Now new figures have triggered concern that the code is in fact being used to disguise many more deaths.


Data from health analysts Dr Foster shows that, across England in 2012/13, 36,425 deaths were coded as palliative. That was 17.3 per cent of the total number of deaths - twice the number recorded in 2008 and five times the 3.3 per cent of deaths recorded in 2006.


Roger Taylor, director of research at healthcare analysts Dr Foster Intelligence, which produced the data, said there were “real concerns around the gaming of indicators”, adding: “Whether or not you are doing it deliberately, the end result is that the variation in coding may disguise poor outcomes.”

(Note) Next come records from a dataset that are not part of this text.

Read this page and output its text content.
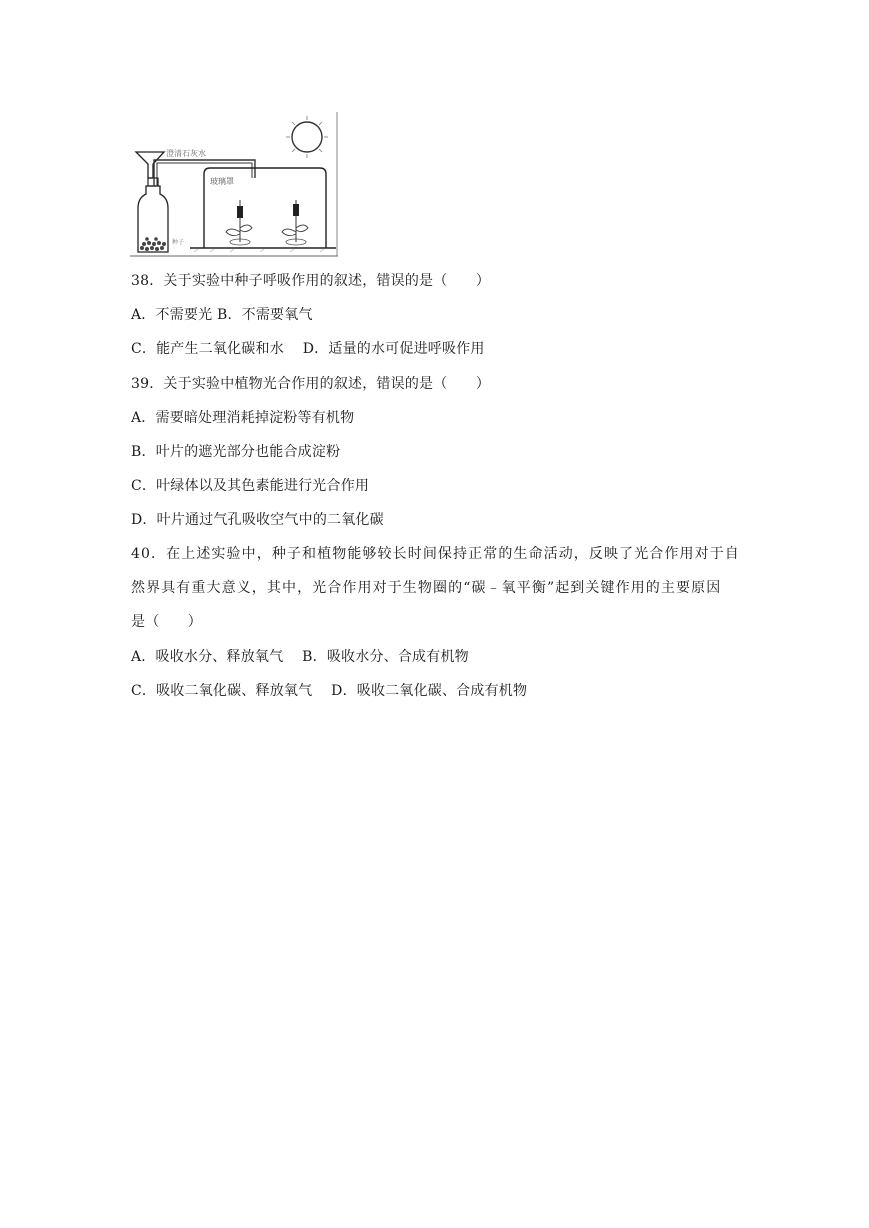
澄清石灰水
种子
玻璃罩
38．关于实验中种子呼吸作用的叙述，错误的是（　　）
A．不需要光 B．不需要氧气
C．能产生二氧化碳和水　 D．适量的水可促进呼吸作用
39．关于实验中植物光合作用的叙述，错误的是（　　）
A．需要暗处理消耗掉淀粉等有机物
B．叶片的遮光部分也能合成淀粉
C．叶绿体以及其色素能进行光合作用
D．叶片通过气孔吸收空气中的二氧化碳
40．在上述实验中，种子和植物能够较长时间保持正常的生命活动，反映了光合作用对于自
然界具有重大意义，其中，光合作用对于生物圈的“碳﹣氧平衡”起到关键作用的主要原因
是（　　）
A．吸收水分、释放氧气　 B．吸收水分、合成有机物
C．吸收二氧化碳、释放氧气　 D．吸收二氧化碳、合成有机物
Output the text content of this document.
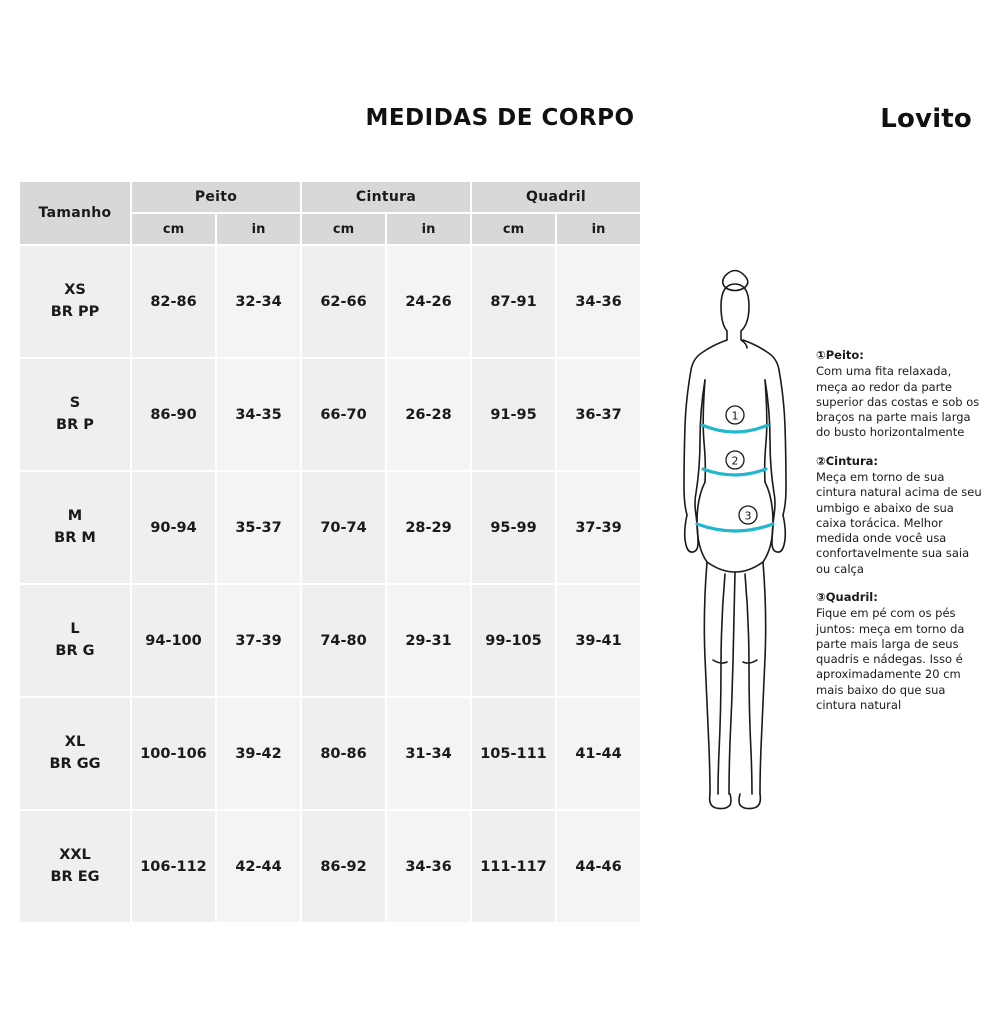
MEDIDAS DE CORPO	Lovito
Tamanho	Peito		Cintura		Quadril	
	cm	in	cm	in	cm	in

XS
BR PP	82-86	32-34	62-66	24-26	87-91	34-36

S
BR P	86-90	34-35	66-70	26-28	91-95	36-37

M
BR M	90-94	35-37	70-74	28-29	95-99	37-39

L
BR G	94-100	37-39	74-80	29-31	99-105	39-41

XL
BR GG	100-106	39-42	80-86	31-34	105-111	41-44

XXL
BR EG	106-112	42-44	86-92	34-36	111-117	44-46
1
2
3
①Peito:
Com uma fita relaxada, meça ao redor da parte superior das costas e sob os braços na parte mais larga do busto horizontalmente
②Cintura:
Meça em torno de sua cintura natural acima de seu umbigo e abaixo de sua caixa torácica. Melhor medida onde você usa confortavelmente sua saia ou calça
③Quadril:
Fique em pé com os pés juntos: meça em torno da parte mais larga de seus quadris e nádegas. Isso é aproximadamente 20 cm mais baixo do que sua cintura natural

He said: “The trends we are seeing are troubling - they are deeply concerning. Poor quality data is harming patients because you can’t see where things are going wrong. If the data is not being recorded consistently and, moreover, if that isn’t picked up because of a lack of auditing there is a risk that poor patient care is being disguised, and the public misled.”


Experts said that in some cases, patients were being counted as “palliative cases” when they had been admitted to hospital for a broken hip, but failed to recover.


Mr Taylor said he had called repeatedly on NHS officials to tighten the rules, and to audit such data, so that trusts could not manipulate it, but said nothing had been done.


“We’re worried this issue is not being given sufficient priority,” he said. “The bottom line is it could increase the possibility of failing to identify another Mid Staffs and potentially cost lives.”


Joyce Robins, from Patient Concern, said: “Hospitals are clearly fiddling these figures and that frightens me. Hospitals are just not open enough to admit what is happening - instead they dream new ways to disguise it. All the talk of transparency is just that - talk.”


Prof Sir Brian Jarman, Emeritus Professor of Imperial College London, an expert on mortality data, said: “I don’t think these very extreme changes reflect reality. I don’t think these hospitals have transformed into hospices to treat the dying overnight.”


Figures show that among the 20 NHS trusts with the steepest rise in palliative coding, between 2008 and 2012, 17 reduced their published death rate at the same time.


This is what my favourite NHS Trust had to say to The Daily Telegraph’s allegations;

“Ashford and St Peter’s Hospitals foundation trust said the increase was a result of changes to palliative care coding criteria and improved record keeping and that it was “confident that our current data accurately reflects the trust’s specialiast palliative activity.”

While I can, I’m going to be keeping an eye on Ashford and St. Peter’s figures in future!

Be warned…..I'm not confident that the current data accurately reflects the Trust's true mortality rates.